We reverse Sherm Wade McKelvey's bench trial conviction for criminal possession of a leased motor vehicle, RCW 9A.56.095, because of the State's failure to prove that the notice required as a prerequisite of prosecution was given in the manner specified by the statute.
RCW 9A.56.095(1)(b) provides:
After leasing machinery, equipment or a motor vehicle under an agreement in writing which provides for periodic rental or lease payments for a period greater than six months duration, fails to pay the lessor of said item the periodic payments when due for a period of ninety days, is thereafter served by registered or certified mail addressed to him at his last known place of residence or business with a written demand to return the item to any place of business of the lessor within seventy-two hours from the time of the service of said demand and wilfully neglects to return said item to any place of business of the lessor within five full business days from the date of service of said notice.
(Italics ours.) McKelvey was prosecuted for failing to return a leased truck. The leasing company had a residence address for him, and it later came upon a post office box address. Apparently on the advice of police, the company sent statutory notice to McKelvey by certified mail addressed to the post office box. The notice was returned unclaimed.
The trial court made the following conclusion of law:
IV.
The Court determines that the legislature intended the term "last known place of residence" to be used synonymously with the term "last known address", and specifically finds that for a statute calling for the mailing of notice by registered or certified mail, that it was the intent of the legislature in passing RCW 9A.56.095, that notice be complete upon a mailing to the Defendant's last known address, whether that be a street address or a post office box.
The narrow question presented is whether this conclusion of law is correct. We hold that it is not.
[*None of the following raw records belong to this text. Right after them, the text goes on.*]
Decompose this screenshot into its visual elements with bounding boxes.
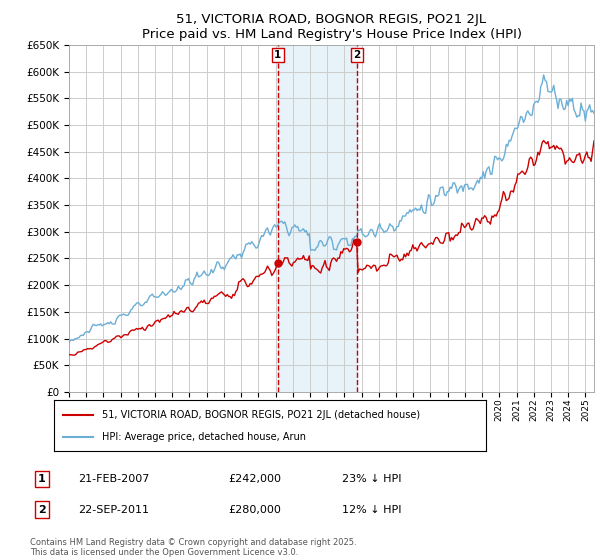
Text: 2: 2	[353, 50, 361, 60]
Text: 12% ↓ HPI: 12% ↓ HPI	[342, 505, 401, 515]
Title: 51, VICTORIA ROAD, BOGNOR REGIS, PO21 2JL
Price paid vs. HM Land Registry's Hous: 51, VICTORIA ROAD, BOGNOR REGIS, PO21 2J…	[142, 13, 521, 41]
Text: HPI: Average price, detached house, Arun: HPI: Average price, detached house, Arun	[101, 432, 305, 442]
Text: 51, VICTORIA ROAD, BOGNOR REGIS, PO21 2JL (detached house): 51, VICTORIA ROAD, BOGNOR REGIS, PO21 2J…	[101, 409, 419, 419]
Text: Contains HM Land Registry data © Crown copyright and database right 2025.
This d: Contains HM Land Registry data © Crown c…	[30, 538, 356, 557]
Text: 1: 1	[274, 50, 281, 60]
Text: £280,000: £280,000	[228, 505, 281, 515]
Text: £242,000: £242,000	[228, 474, 281, 484]
Text: 2: 2	[38, 505, 46, 515]
Bar	[278, 45, 357, 392]
Text: 1: 1	[38, 474, 46, 484]
Text: 22-SEP-2011: 22-SEP-2011	[78, 505, 149, 515]
Text: 23% ↓ HPI: 23% ↓ HPI	[342, 474, 401, 484]
Text: 21-FEB-2007: 21-FEB-2007	[78, 474, 149, 484]
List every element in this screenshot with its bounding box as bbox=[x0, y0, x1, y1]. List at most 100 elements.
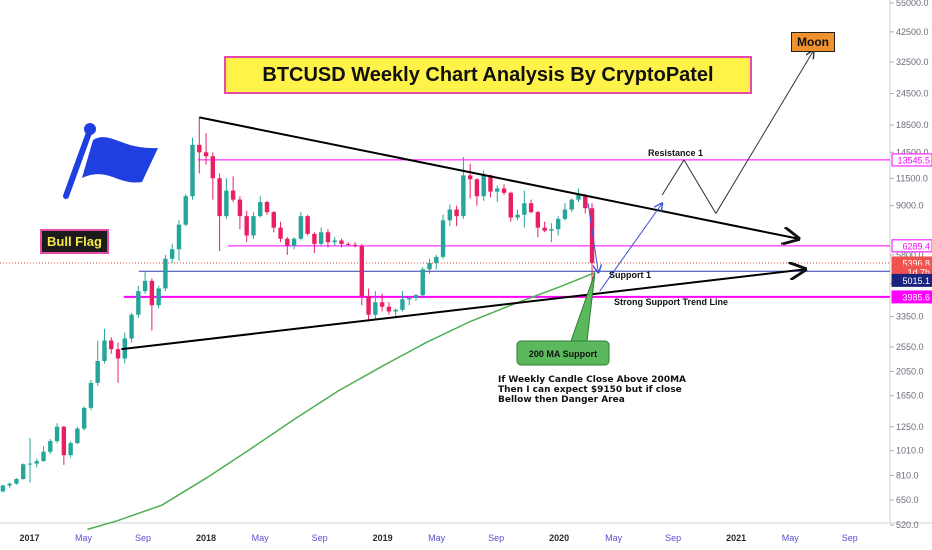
price-tick-label: 1010.0 bbox=[896, 446, 924, 456]
price-tick-label: 520.0 bbox=[896, 520, 919, 530]
price-tick-label: 2050.0 bbox=[896, 366, 924, 376]
candle-body bbox=[386, 306, 392, 312]
time-tick-label: Sep bbox=[312, 533, 328, 543]
candle-body bbox=[230, 190, 236, 200]
price-tick-label: 9000.0 bbox=[896, 201, 924, 211]
levels bbox=[0, 159, 890, 298]
candle-body bbox=[237, 199, 243, 217]
time-tick-label: May bbox=[782, 533, 800, 543]
ma-callout-box bbox=[516, 340, 610, 366]
candle-body bbox=[21, 464, 26, 480]
candle-body bbox=[325, 232, 331, 243]
candle-body bbox=[576, 195, 581, 200]
price-tick-label: 810.0 bbox=[896, 470, 919, 480]
price-tick-label: 3350.0 bbox=[896, 311, 924, 321]
candle-body bbox=[224, 190, 229, 217]
price-tag-label: 13545.5 bbox=[897, 155, 930, 165]
price-tick-label: 18500.0 bbox=[896, 120, 929, 130]
candle-body bbox=[542, 227, 547, 231]
candle-body bbox=[142, 280, 148, 292]
price-tick-label: 2550.0 bbox=[896, 342, 924, 352]
price-tag-label: 5396.8 bbox=[902, 258, 930, 268]
note-line-1: If Weekly Candle Close Above 200MA bbox=[498, 375, 687, 385]
time-tick-label: 2018 bbox=[196, 533, 216, 543]
candle-body bbox=[305, 216, 310, 234]
candle-body bbox=[136, 291, 141, 315]
candle-body bbox=[0, 485, 6, 492]
candle-body bbox=[366, 296, 371, 315]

No specific legislative history is mentioned in the record. Apparently the prosecutor convinced the court that the statute was ambiguous or was analogous to statutes requiring notice to be sent to the "last known address" or "last known residence address," and because of this the court applied rules of construction to reconstruct legislative intent. Such rules are inapplicable here. The statute is crystal clear, and analogies are not needed. [1] Place of residence can mean only the place where the defendant lives, obviously not a post office box. Ezydorski v. Krozka, 31 Ill. App.2d 79, 175 N.E.2d 668 (1961); Russell v. Holland, 309 Mass. 187, 34 N.E.2d 668 (1941); Carter v. Applegarth, 102 Md. 336, 62 A. 710 (1905). Mail addressed to that place must not be addressed to anyplace else, and particularly not a post office box.
Former RCW 9A.56.090, Laws of 1975, 1st Ex. Sess., ch. 260, § 9A.56.090, replaced by RCW 9A.56.095, specified that notice must be sent "to the last known address". This statute was held unconstitutional in State v. Alcantara, 87 Wn.2d 393, 396 n. 2, 552 P.2d 1049 (1976). The pronounced change in the critical language is evidence of a change in the Legislature's intent as to where notice was to be sent. Childers v. Childers, 89 Wn.2d 592, 596, 575 P.2d 201 (1978). Thus, the legislative history, such as it is, is contrary to the trial court's conclusion of law.
The State contends that the statutory notice requirement is only procedural, and that a different method of service is sufficient if it complies with court rules. We disagree. The notice requirement is not procedural; notice is an element of the offense. State v. Shriner, 101 Wn.2d 576, 579, 681 P.2d 237 (1984).
Reversed.
ALEXANDER, C.J., and REED, J., concur.